Was man nach der WM nicht vermissen muss

von JC Niemeyer

Es dauert nicht mehr lange und sie ist endlich zu Gast bei ihren Freunden, die Welt. Zum Glück, denn dann sind es nur noch ein paar Wochen, bevor der Spuk vorbei ist. Goleo und der bekloppte Ball werden in Rente, England wird Weltmeister geworden und der Fußball-Hype vorbei sein. Wie bei allen großen Sportturnieren ist davon auszugehen, dass die Zuschauer den Mannschaften die Daumen drücken, die Spannung in der Verlängerung oder beim Elfmeterschießen kaum ertragen können, sich mit den Siegern freuen und tragische Niederlagen bedauern werden. Deshalb ist Fußball immer noch wichtig, aber seien wir doch ehrlich: Inzwischen nervt die allgegenwärtige Vorfreude doch ein wenig. Fünf Dinge, die man nach der Weltmeisterschaft nicht vermissen muss:

  • 5. Fahnen

    Ständig begegnen einem als Verkehrsteilnehmer momentan beflaggte Autos. Man könnte fast glauben, in der ganzen Republik fände irgendein Gipfeltreffen statt. Aber weshalb sollten Diplomaten und Staatsmänner ihre dunklen Limousinen gegen rostige Kleinwagen und Handwerkerbullis eingetauscht haben? Haben sie natürlich nicht, es sind Fußballfans, die Flagge zeigen. Nach der WM haben sie ausgedient und kommen in den Keller (die Fahnen). Weil übermäßige Beflaggung in Deutschland seit gut sechzig Jahren nicht besonders populär ist, wird sie niemand vermissen.

  • 4. Countdowns

    Schuld an der Fahnenverbreitung ist der Einzelhandel, der sich in Sachen WM ohnehin nicht mit Ruhm bekleckert. Weiteres Beispiel: Elektrische Countdowns wo man hinsieht. Ein Countdown in der Getränkeabteilung, einer bei den Süßigkeiten, Countdowns hier, Countdowns da, Countdowns überall. Leute, so eine Weltmeisterschaft ist kein Raketenstart! Weg mit den Teilen, den 9. Juni kann man sich auch so merken.

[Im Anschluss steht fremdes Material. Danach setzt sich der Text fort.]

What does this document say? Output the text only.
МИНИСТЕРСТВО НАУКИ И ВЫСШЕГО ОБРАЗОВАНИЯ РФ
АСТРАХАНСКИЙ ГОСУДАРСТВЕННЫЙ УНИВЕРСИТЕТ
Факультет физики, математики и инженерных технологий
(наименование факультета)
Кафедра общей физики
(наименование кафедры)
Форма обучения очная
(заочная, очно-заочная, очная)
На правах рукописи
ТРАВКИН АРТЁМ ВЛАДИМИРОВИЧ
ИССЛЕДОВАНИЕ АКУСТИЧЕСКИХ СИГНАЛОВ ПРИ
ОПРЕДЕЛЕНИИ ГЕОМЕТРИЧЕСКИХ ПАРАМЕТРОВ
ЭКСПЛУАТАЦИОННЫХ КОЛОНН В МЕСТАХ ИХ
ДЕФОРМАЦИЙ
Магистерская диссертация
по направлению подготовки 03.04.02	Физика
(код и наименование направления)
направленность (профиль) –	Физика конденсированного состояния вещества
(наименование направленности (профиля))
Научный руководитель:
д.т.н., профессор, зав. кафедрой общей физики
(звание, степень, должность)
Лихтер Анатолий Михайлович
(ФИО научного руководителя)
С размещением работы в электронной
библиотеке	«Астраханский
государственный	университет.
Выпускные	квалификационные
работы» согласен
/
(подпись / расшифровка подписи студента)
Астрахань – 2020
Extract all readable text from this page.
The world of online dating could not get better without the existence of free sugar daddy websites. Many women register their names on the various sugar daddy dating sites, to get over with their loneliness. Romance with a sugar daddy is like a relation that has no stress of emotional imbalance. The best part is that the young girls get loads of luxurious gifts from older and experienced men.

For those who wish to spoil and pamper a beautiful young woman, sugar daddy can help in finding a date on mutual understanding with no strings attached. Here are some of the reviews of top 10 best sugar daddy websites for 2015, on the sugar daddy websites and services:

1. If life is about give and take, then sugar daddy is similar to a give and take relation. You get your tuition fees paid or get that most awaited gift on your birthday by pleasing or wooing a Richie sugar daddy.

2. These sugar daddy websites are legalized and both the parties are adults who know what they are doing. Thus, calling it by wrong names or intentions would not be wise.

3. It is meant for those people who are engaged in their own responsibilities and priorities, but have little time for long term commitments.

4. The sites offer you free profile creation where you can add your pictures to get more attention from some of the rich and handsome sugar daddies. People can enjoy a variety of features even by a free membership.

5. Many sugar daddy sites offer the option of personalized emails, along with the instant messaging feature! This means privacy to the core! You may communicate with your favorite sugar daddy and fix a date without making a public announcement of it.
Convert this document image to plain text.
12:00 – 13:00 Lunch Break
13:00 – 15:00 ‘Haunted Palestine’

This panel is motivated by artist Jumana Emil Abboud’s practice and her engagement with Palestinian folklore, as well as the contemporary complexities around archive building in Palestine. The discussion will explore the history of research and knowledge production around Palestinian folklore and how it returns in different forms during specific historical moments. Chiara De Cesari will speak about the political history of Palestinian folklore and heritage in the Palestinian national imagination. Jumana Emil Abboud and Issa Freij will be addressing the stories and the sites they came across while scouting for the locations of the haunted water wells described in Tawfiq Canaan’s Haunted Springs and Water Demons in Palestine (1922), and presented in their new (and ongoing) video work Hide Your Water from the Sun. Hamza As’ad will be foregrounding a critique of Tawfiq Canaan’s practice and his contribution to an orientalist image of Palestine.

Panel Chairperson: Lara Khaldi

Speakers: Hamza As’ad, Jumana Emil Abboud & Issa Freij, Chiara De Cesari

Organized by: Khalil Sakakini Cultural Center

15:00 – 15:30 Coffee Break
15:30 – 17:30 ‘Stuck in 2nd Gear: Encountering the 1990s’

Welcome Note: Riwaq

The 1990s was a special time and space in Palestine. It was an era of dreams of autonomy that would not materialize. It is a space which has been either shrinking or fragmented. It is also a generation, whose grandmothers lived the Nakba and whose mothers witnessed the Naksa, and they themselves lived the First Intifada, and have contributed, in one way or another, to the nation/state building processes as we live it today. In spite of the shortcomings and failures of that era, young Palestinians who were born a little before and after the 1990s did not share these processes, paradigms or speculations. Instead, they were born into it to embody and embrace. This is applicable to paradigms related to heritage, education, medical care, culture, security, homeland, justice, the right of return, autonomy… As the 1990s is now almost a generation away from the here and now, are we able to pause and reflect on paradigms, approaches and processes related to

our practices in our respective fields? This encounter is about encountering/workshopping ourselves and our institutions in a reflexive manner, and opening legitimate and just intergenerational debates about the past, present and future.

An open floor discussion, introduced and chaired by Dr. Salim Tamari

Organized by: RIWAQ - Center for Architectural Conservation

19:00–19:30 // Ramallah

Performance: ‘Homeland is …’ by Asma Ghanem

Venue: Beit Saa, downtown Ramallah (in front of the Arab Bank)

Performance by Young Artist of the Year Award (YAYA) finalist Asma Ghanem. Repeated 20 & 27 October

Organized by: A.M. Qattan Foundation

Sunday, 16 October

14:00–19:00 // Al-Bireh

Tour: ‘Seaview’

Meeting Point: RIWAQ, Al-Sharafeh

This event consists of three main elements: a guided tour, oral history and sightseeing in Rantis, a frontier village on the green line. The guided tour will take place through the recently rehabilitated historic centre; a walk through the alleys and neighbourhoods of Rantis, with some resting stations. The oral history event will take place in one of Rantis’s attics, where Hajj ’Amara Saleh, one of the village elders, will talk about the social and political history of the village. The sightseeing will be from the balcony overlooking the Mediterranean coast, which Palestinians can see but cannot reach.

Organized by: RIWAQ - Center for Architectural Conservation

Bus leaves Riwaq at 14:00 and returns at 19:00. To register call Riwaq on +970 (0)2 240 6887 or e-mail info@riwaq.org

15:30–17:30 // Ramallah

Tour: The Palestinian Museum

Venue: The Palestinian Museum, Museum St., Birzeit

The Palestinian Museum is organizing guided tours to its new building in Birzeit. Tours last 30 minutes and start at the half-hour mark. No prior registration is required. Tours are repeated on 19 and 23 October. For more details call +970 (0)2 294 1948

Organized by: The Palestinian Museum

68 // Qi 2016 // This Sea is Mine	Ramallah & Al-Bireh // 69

  • 3. Fußballprodukte, weit hergeholte

    Wer hat verlangt, seinen Halbzeit-Hunger mit Weltmeister-Wurst und seinen Dribbel-Durst mit einem Getränk aus der Fan-Flasche stillen zu können? Niemand? Eben.

  • 2. Wildcard

    <insert your personal Ärgernis here>

  • 1. Die FIFA

    Den Weltfußballverband muss man auch nicht vermissen. Die Truppe hat schließlich kaum eine Gelegenheit ausgelassen, sich unbeliebt zu machen. Nein, keine Klagen über Hyundai-Aufkleber an Mercedes-Bussen, aber man denke bitte an die unmögliche Vergabepraxis für Eintrittskarten, den Versuch der – vorsichtig formuliert – total bescheuerten Sprachregelung und die Drohgebärden gegenüber Kiosken in Stadionnähe, die es wagen, Produkte zu bewerben, die nicht von offiziellen Werbepartnern hergestellt werden. Gut, dass die Herrschaften bald woanders ihr Unwesen treiben.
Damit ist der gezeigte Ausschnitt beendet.